The obstacles to appellant’s communication with the children prior to March 2012 were precipitated by a domestic disturbance, but obstacles they remained. Once those obstacles were removed, appellant took as much action to have contact with the children as he could under the divorce decree, lending credence to a conclusion that the earlier lack of contact was a result of the no-contact order.3 Despite appellant’s efforts to visit the children and reestablish his relationship with them, the children’s therapist recommended that his visitation with the children cease 4 and the period during which the obstacles were in place |7was then used to permanently terminate his relationship with his biological child. Under these facts, the termination of his relationship with his child without his consent was not warranted. The portion of the circuit court’s order finding that appellant’s consent to the adoption of E.M. was not required and granting appel-lee’s petition to adopt E.M. is hereby reversed and dismissed.

Appellant also challenges the granting of appellee’s petition to adopt G.L. Appellant is not G.L.’s parent. Although the divorce decree states that appellant acted in loco parentis to G.L., the consent of one acting in loco parentis is not required under section 9-9-207. As such, appellant has no right to withhold consent to G.L.’s adoption. Appellant contends that the circuit court erred in failing to consider whether the adoption of G.L. by appel-lee would be in G.L.’s best interest if the adoption of E.M. were to be reversed. There is no indication from the record that the status of E.M.’s adoption has any bearing on G.L.’s best interest. Appellant complains that the children will have two different fathers with parental rights and obligations. However, he did not adopt G.L. while he was married to Mrs. Price and cannot be heard to complain now that her current spouse wishes to do so. The circuit court’s finding that adoption by ap-pellee is in G.L.’s best interest is not clearly erroneous and is affirmed.

Affirmed in part; reversed and dismissed in part; court of appeals opinion vacated.

GOODSON , J., dissents.

. Appellee had filed a petition, on August 20, 2013, that referenced only E.M.

. When visitation commenced, appellant lived in Katy, Texas.
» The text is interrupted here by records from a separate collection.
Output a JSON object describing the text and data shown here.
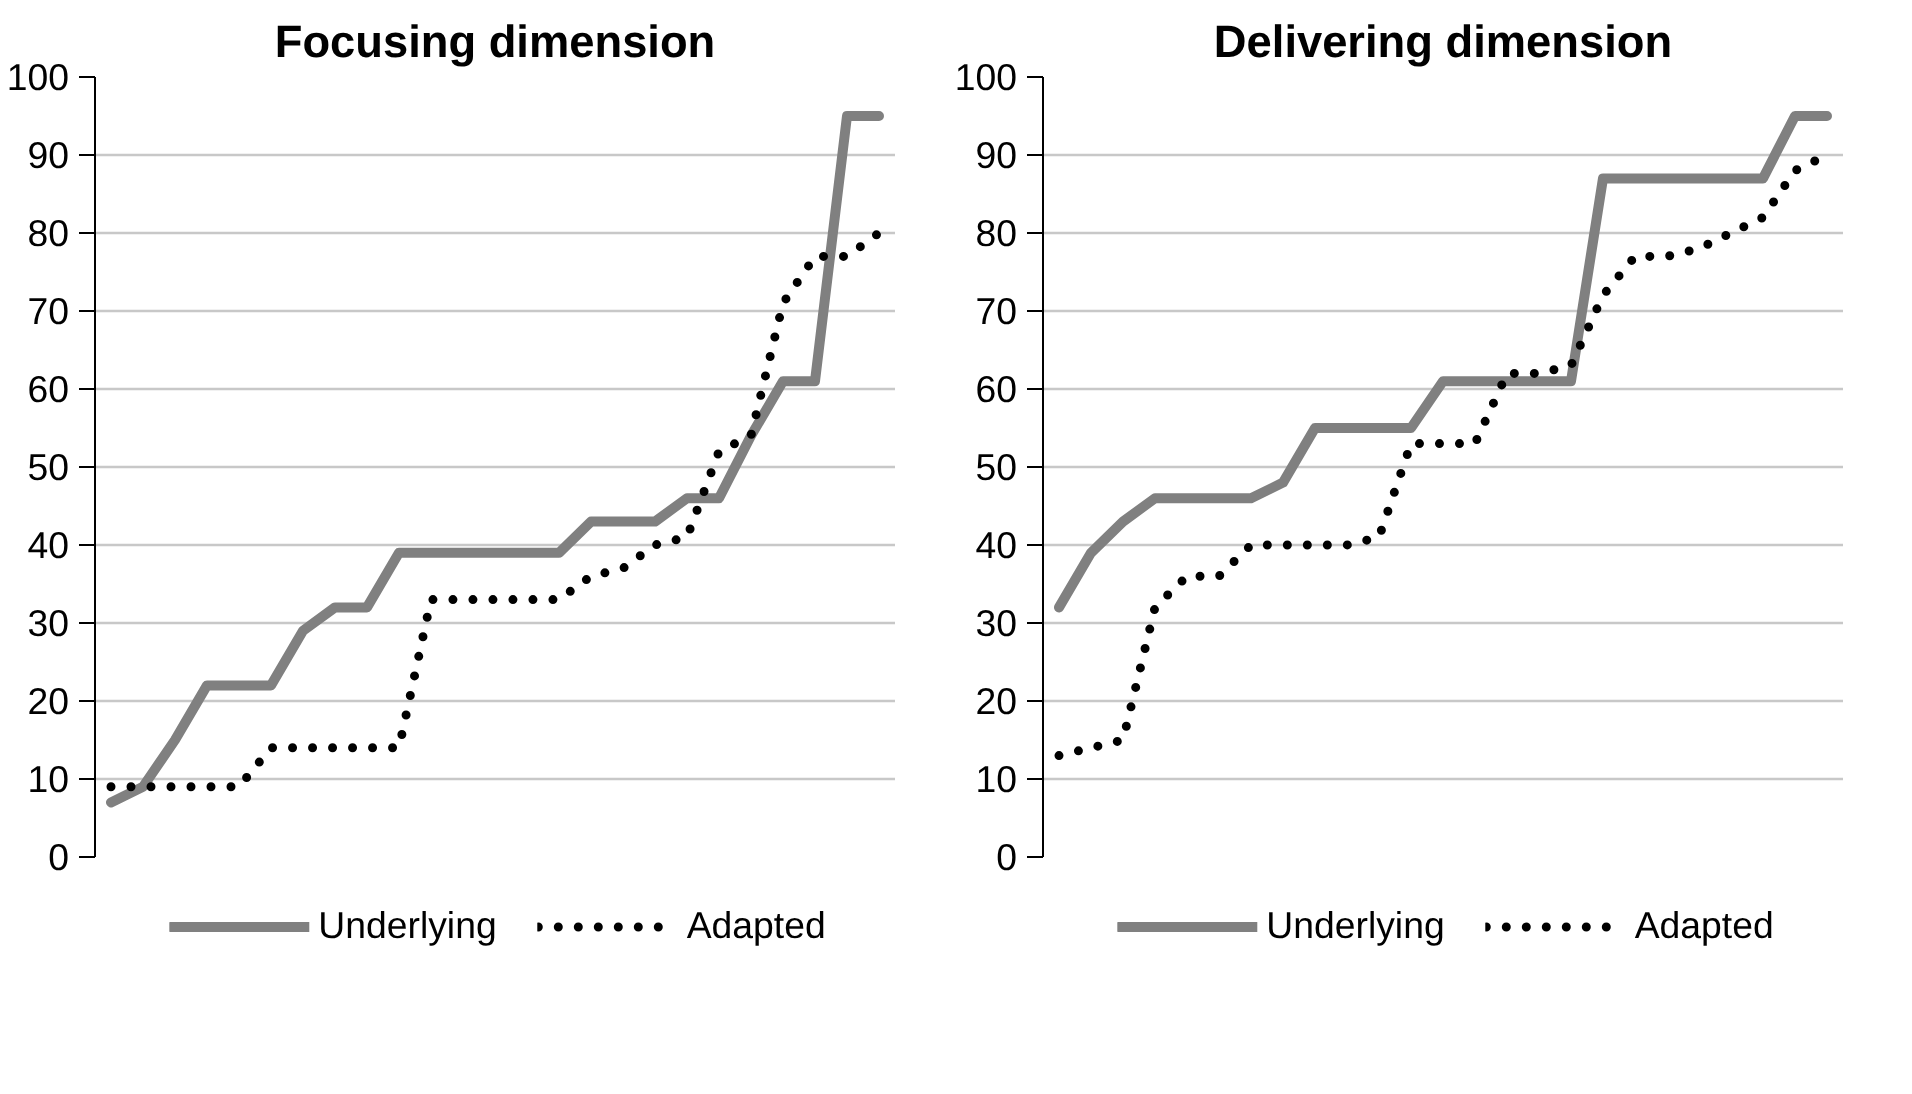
{
  "chart_data": [
    {
      "type": "line",
      "title": "Focusing dimension",
      "categories": [
        null,
        null,
        null,
        null,
        null,
        null,
        null,
        null,
        null,
        null,
        null,
        null,
        null,
        null,
        null,
        null,
        null,
        null,
        null,
        null,
        null,
        null,
        null,
        null,
        null
      ],
      "ylim": [
        0,
        100
      ],
      "yticks": [
        0,
        10,
        20,
        30,
        40,
        50,
        60,
        70,
        80,
        90,
        100
      ],
      "grid": "y",
      "legend": "bottom",
      "tick_labels": "y",
      "series": [
        {
          "name": "Underlying",
          "color": "#808080",
          "line_style": "solid",
          "values": [
            7,
            9,
            15,
            22,
            22,
            22,
            29,
            32,
            32,
            39,
            39,
            39,
            39,
            39,
            39,
            43,
            43,
            43,
            46,
            46,
            54,
            61,
            61,
            95,
            95
          ]
        },
        {
          "name": "Adapted",
          "color": "#000000",
          "line_style": "dotted",
          "values": [
            9,
            9,
            9,
            9,
            9,
            14,
            14,
            14,
            14,
            14,
            33,
            33,
            33,
            33,
            33,
            36,
            37,
            40,
            41,
            52,
            54,
            71,
            77,
            77,
            80
          ]
        }
      ]
    },
    {
      "type": "line",
      "title": "Delivering dimension",
      "categories": [
        null,
        null,
        null,
        null,
        null,
        null,
        null,
        null,
        null,
        null,
        null,
        null,
        null,
        null,
        null,
        null,
        null,
        null,
        null,
        null,
        null,
        null,
        null,
        null,
        null
      ],
      "ylim": [
        0,
        100
      ],
      "yticks": [
        0,
        10,
        20,
        30,
        40,
        50,
        60,
        70,
        80,
        90,
        100
      ],
      "grid": "y",
      "legend": "bottom",
      "tick_labels": "y",
      "series": [
        {
          "name": "Underlying",
          "color": "#808080",
          "line_style": "solid",
          "values": [
            32,
            39,
            43,
            46,
            46,
            46,
            46,
            48,
            55,
            55,
            55,
            55,
            61,
            61,
            61,
            61,
            61,
            87,
            87,
            87,
            87,
            87,
            87,
            95,
            95
          ]
        },
        {
          "name": "Adapted",
          "color": "#000000",
          "line_style": "dotted",
          "values": [
            13,
            14,
            15,
            32,
            36,
            36,
            40,
            40,
            40,
            40,
            41,
            53,
            53,
            53,
            62,
            62,
            63,
            72,
            77,
            77,
            78,
            80,
            82,
            88,
            90
          ]
        }
      ]
    }
  ]
}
He subsequently moved to Wichita, Kansas.

. We note that the decree gives no indication that the circuit court found appellant’s testimony at the hearing on the petition not to be credible.

.The issue of appellant's visitation with the children is not before us. Accordingly, nothing in this opinion should be taken as a comment on whether appellant should be allowed visitation under the divorce decree. Here, we are concerned only with the decree of adoption.